We call this additional fee collected by smart contracts the MEV tax. MEV tax allows applications to hijack priority sorting for their own benefit, enabling them to recapture MEV for their users rather than leaking it to block proposers.

If this fee grows fast enough as a function of priorityFeePerGas, then proposers will only receive negligible MEV. Since priorityFeePerGas is priced in wei (one billionth of 1 ETH), we need to deal with a lot of precision. For example, as long as the MEV tax is sensitive enough, a priorityFeePerGas of 50,000 will result in excessive tax, and the total amount paid to the proposer will be less than $0.01.

However, there is an important caveat. As discussed in the “Limitations” section, MEV tax only works if block proposers follow certain rules (referred to as “competitive priority order”) and do not deviate from these rules to maximize their income. Enforcing these rules in a trustless manner is a pending issue.

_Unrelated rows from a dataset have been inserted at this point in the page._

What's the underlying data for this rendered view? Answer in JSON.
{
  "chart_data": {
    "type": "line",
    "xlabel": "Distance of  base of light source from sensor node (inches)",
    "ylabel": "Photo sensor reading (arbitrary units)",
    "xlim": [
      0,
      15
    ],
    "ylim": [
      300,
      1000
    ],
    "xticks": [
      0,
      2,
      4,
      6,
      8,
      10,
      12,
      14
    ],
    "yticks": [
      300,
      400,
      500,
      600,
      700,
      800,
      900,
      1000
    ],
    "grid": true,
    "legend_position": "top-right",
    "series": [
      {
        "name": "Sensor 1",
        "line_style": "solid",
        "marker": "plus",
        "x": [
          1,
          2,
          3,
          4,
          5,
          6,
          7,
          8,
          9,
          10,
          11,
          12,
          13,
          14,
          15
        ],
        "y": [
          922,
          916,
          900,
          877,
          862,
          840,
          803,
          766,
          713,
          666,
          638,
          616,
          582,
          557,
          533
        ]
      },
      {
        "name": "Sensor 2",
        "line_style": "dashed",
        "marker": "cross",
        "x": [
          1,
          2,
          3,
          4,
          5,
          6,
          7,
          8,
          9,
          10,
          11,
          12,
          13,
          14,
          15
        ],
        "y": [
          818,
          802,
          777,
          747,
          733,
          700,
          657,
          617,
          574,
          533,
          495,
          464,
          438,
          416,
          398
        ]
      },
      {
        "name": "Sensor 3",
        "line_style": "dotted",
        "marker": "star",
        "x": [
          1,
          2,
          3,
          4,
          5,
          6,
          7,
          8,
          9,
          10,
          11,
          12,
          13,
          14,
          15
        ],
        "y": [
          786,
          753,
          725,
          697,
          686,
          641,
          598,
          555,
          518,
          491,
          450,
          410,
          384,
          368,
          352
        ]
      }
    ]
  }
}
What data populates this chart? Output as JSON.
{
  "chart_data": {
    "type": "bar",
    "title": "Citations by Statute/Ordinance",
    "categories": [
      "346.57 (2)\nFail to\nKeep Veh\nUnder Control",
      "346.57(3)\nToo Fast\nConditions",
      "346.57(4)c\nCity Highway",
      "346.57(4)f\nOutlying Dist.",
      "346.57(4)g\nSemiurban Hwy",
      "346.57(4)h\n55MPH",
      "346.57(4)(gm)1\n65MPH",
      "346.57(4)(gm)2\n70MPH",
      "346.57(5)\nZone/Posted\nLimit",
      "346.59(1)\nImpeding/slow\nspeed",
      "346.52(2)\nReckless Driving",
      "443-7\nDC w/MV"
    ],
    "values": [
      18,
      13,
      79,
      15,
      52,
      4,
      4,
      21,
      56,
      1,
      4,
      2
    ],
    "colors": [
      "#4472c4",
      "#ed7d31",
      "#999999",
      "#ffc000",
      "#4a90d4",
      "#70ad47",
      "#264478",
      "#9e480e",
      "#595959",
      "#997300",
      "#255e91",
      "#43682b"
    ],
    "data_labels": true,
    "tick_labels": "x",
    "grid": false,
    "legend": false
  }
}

Here, we outline how, on platforms that guarantee block construction using competitive priority sorting, MEV tax can be used to mitigate three key issues in MEV: improving trader execution on DEX interfaces, reducing arbitrage losses for AMMs, and reducing user MEV leakage by selling the right to back-run users.

In intent-based DEX routing protocols like UniswapX and 1inch Fusion, users (Alice) sign exchange intents, and searchers compete to route or fill Alice’s intent at the best price.

The current version of UniswapX employs two mechanisms for competition: Dutch auctions, where Alice’s limit price changes over time until a searcher fills it; and Initial On-Chain Quote (RFQ) auctions used to set the starting price for Dutch auctions.

On platforms that guarantee competitive priority sorting, UniswapX can replace these mechanisms with a single one: MEV tax. This can be achieved by allowing users to sign orders that anyone can immediately fill, with the execution price set as a function of transaction priority.

For example, if Alice has an order to sell 1 ETH on UniswapX, she can define the execution price of the order as minimumPrice + ($0.01 * priorityFeePerGas). The minimumPrice may be a fixed value she expects to be significantly lower than the current price.

Searchers will compete to fill Alice’s order by submitting transactions. Whichever transaction has the highest priority fee and is not reverted will complete the order, ensuring the trader gets the best price the searcher can find. (Some exceptions are discussed in the “Limitations” section).